Adventures in Baking

My cousins, who put on the most incredible holiday spreads, assigned us to bring a couple of pies for Easter dinner. The basic idea was that we could stop by Marie Callender's and be done with the whole assignment. 

But I got stingy and ambitious. It didn't quite seem right to spend actual money on pre-made pies when we have fruit ripening so fast we can't keep up with it AND I also have the time to putter about in the kitchen. I decided on a loquat and a lemon meringue, since we have an abundance of loquats and lemons and also a copy of my great-grandmother's recipe for lemon meringue pie. I had never made either sort of pie before, but how hard can it be to follow the directions? (Besides, I reassured myself, we can always stop by a pie shop and get some prefab replacements if things go terribly wrong.)

Things did not go terribly wrong. But I did encounter some problems in the process. 

1.  I ran out of time on Saturday afternoon for pie-making.

This despite having basically cleared my agenda of everything but pie-making and the Great Vigil. I hadn't fully factored in the time it adds on the front end of a pie recipe when step one is: "climb tree; gather fruit." So by the time I had collected, cleaned, peeled, pitted, and sliced the loquats, I had to set the project aside. I finished measuring and combining the dry ingredients that night after coming home from the Vigil and assembled and baked the pies the next day between the morning service and Easter dinner, and finished with just barely enough time to allow the meringue to cool and to wash the sinkful of dirtied dishes. 

2.  I failed to adjust the thickening agent in the loquat filling.

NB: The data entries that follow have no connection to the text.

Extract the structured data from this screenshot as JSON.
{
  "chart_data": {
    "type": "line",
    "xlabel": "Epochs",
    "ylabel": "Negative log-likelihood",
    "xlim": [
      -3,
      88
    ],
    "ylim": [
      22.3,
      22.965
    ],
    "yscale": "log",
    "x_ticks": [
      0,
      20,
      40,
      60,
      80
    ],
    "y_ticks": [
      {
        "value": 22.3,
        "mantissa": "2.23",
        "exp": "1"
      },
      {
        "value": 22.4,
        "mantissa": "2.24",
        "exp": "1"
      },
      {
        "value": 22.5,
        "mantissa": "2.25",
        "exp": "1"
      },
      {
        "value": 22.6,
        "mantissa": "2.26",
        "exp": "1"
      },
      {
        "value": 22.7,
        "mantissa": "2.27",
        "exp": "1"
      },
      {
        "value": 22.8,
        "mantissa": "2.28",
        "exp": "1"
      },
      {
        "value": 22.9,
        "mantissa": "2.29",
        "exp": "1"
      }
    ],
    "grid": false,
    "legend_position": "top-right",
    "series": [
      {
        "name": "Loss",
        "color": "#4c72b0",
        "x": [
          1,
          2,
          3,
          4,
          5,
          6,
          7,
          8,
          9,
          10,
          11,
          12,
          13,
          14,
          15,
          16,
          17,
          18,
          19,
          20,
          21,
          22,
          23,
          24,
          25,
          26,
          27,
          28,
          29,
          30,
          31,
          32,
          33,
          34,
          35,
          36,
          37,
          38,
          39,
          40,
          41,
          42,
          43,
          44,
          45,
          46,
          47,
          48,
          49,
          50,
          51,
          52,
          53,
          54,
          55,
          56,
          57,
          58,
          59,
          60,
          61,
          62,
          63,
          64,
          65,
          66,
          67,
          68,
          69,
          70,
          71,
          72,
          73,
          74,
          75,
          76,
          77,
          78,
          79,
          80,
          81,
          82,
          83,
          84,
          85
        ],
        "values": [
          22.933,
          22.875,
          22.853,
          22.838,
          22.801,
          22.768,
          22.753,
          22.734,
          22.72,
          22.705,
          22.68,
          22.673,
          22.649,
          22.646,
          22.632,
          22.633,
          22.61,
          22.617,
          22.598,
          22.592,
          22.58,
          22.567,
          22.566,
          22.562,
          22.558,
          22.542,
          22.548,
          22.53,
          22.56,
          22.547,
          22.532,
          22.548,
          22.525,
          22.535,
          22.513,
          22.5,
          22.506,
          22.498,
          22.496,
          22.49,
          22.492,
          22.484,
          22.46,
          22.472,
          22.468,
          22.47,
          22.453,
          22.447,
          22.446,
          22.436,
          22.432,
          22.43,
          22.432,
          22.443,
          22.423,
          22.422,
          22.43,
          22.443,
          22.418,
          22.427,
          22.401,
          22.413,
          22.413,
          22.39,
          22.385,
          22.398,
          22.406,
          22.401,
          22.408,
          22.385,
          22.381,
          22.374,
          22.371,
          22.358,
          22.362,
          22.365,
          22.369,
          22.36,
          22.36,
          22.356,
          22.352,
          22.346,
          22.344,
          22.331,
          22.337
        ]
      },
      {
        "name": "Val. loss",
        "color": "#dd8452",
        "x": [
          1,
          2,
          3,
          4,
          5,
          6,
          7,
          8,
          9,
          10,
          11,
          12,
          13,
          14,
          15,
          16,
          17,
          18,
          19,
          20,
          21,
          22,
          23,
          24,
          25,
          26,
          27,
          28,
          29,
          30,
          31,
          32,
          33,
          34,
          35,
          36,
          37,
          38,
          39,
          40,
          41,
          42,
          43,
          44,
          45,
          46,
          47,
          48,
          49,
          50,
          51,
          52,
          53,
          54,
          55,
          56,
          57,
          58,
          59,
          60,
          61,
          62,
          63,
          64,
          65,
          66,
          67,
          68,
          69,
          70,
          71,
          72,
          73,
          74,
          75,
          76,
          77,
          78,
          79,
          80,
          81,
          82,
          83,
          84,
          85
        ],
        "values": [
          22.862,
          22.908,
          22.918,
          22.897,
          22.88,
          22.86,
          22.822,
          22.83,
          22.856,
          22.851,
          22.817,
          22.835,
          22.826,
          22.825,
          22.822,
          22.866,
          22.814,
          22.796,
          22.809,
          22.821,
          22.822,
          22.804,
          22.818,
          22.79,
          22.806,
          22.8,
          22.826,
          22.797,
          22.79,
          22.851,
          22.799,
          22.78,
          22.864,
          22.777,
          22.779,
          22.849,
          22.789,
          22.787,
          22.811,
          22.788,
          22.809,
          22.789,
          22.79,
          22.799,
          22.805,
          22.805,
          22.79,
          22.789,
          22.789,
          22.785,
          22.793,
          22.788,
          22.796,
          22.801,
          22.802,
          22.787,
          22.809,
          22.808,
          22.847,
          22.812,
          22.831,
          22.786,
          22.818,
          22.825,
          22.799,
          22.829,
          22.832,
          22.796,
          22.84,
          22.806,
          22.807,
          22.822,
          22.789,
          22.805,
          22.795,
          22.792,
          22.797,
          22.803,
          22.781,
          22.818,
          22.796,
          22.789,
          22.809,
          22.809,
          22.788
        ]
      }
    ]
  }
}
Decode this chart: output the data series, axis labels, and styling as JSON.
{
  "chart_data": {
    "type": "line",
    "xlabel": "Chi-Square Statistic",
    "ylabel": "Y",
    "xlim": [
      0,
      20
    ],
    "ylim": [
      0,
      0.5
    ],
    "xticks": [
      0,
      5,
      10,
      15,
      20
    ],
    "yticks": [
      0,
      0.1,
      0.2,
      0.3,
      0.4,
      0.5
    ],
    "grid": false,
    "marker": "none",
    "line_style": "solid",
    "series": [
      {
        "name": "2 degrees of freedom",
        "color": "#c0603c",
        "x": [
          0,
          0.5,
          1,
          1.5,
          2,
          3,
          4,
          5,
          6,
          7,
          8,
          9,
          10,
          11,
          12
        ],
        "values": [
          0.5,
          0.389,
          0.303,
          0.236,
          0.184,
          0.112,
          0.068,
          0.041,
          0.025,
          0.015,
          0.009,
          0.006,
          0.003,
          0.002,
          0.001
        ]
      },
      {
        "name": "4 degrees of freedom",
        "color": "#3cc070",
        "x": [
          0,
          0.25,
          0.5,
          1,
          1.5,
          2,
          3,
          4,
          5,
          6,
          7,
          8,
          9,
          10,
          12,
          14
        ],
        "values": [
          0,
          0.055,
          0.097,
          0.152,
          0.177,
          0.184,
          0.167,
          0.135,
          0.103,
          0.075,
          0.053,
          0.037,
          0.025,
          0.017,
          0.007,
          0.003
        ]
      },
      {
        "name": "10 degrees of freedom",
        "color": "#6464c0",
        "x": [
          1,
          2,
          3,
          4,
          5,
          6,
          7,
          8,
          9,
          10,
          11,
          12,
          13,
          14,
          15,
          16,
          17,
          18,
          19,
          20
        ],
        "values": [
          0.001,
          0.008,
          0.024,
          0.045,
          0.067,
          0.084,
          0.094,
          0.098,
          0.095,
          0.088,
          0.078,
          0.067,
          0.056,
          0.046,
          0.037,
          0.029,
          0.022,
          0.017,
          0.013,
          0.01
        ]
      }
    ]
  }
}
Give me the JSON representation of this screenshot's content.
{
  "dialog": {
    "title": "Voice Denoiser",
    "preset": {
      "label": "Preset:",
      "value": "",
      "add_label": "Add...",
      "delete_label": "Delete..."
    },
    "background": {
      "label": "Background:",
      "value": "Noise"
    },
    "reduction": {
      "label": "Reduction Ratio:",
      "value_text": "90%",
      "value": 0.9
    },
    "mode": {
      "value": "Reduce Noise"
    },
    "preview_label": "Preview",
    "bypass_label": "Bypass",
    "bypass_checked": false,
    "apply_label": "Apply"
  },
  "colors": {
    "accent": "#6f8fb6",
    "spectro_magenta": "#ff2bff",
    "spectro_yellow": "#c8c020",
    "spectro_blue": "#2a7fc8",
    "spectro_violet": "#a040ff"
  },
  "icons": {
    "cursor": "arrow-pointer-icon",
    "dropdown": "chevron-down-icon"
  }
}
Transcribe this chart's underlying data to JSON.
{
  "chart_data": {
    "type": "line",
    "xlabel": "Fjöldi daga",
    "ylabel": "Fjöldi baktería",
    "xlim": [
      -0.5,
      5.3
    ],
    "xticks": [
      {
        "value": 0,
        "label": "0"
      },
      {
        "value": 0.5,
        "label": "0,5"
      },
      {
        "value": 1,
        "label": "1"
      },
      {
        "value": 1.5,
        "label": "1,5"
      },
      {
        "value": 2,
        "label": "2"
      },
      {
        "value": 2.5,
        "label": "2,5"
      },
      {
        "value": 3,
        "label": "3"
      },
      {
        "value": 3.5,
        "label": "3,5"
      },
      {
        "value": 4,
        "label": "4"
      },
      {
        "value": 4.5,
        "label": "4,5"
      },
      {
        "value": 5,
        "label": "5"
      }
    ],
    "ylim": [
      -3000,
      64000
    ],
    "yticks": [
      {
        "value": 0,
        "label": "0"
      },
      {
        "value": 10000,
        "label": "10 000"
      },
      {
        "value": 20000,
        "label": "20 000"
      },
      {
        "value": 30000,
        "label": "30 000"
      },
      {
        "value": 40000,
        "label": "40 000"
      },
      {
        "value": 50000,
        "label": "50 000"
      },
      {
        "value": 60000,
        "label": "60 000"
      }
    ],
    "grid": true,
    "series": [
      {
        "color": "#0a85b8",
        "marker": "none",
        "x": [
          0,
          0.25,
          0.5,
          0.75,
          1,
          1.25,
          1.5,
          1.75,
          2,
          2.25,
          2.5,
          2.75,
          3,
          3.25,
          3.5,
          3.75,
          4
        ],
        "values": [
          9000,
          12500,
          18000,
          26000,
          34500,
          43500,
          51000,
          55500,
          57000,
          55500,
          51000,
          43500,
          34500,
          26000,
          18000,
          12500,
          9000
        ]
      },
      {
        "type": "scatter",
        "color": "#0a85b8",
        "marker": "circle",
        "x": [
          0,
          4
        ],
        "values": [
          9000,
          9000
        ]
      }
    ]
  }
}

Since there aren't that many loquat pie recipes floating around, I was adapting a peach pie recipe, which was in turn an adaptation from an apple pie recipe. When I initially added the dry ingredients to the fruit, the loquats were on the dry side, so I thought the base amount of cornstarch would be sufficient. I didn't figure on the sugar drawing the juices out of fruit. And then, even though the filling had become sort of soupy by the time I added it to the crust, it didn't occur to me (amateur that I am) that I should drain off some of the liquid and/or increase the thickening agent. 

3.  I assumed that the instructions I had for making streussel topping in a food processor would also work in my Magic Bullet. 

A Magic Bullet can do many, but not all, of the things a food processor can. Blending streussel topping, it turns out, falls in the "not all" category. No biggie; I just had to switch to a bowl and pastry cutter and finish the process by hand. The only problem was that it lengthened the whole baking process by several minutes and contributed to problem number four:

4.  I failed to return the prefab pie crust to the freezer while blending the streussel topping, and thus ended up baking the pie with a thawed crust rather than frozen as per the instructions.

I'm not quite ambitious enough to make my pies completely from scratch, however much Father Caponmay urge me to. Two fillings and two toppings is quite enough for one neophyte, thank you. Only, even with pre-made crusts, there's plenty of room for messing things up. I'm not sure how much a difference the pre-thawed pie shell made in the grand scheme of things, but I suspect that, combined with problem number two, it contributed to the crust of this particular pie coming out on the soggy side.

5.  I failed to prick the sides of the other prefab pie crust before blind-baking it to hold the lemon custard, and so it puffed and buckled and broke in several places. 

And there were probably a few other little problems that I have already put out of my mind. To my surprise, the relatively complicated lemon meringue came together quite nicely. (Yes, yes, it's not that complicated, especially if you have all the ingredients laid out in the right order ahead of time. It does require a bit more coordination than my everyday cooking projects, though. And I don't envy Great-Grandma whipping that meringue without an electric mixer.)

So I learned a few pointers that will be useful for future pie-making adventures.

The most important lesson, though, was in the way that sweetness covers a multitude of mistakes. I was rather quite anxious about the soupiness of the loquat pie and the gaps in the crust of the lemon meringue, and about the fact that neither was quite as beautiful as a mass-produced pie-in-a-box would have been. But the loquat pie was still yummy, and no one but me even knew about the problems with the other crust. (I had forgotten that the lemon custard firms up while sitting, so that by the time we served dessert, there were no leaks even with some cracks in the crust.) My family was generous with their praise, and I got a welcome reminder that things do not need to be done perfectly to be worth doing.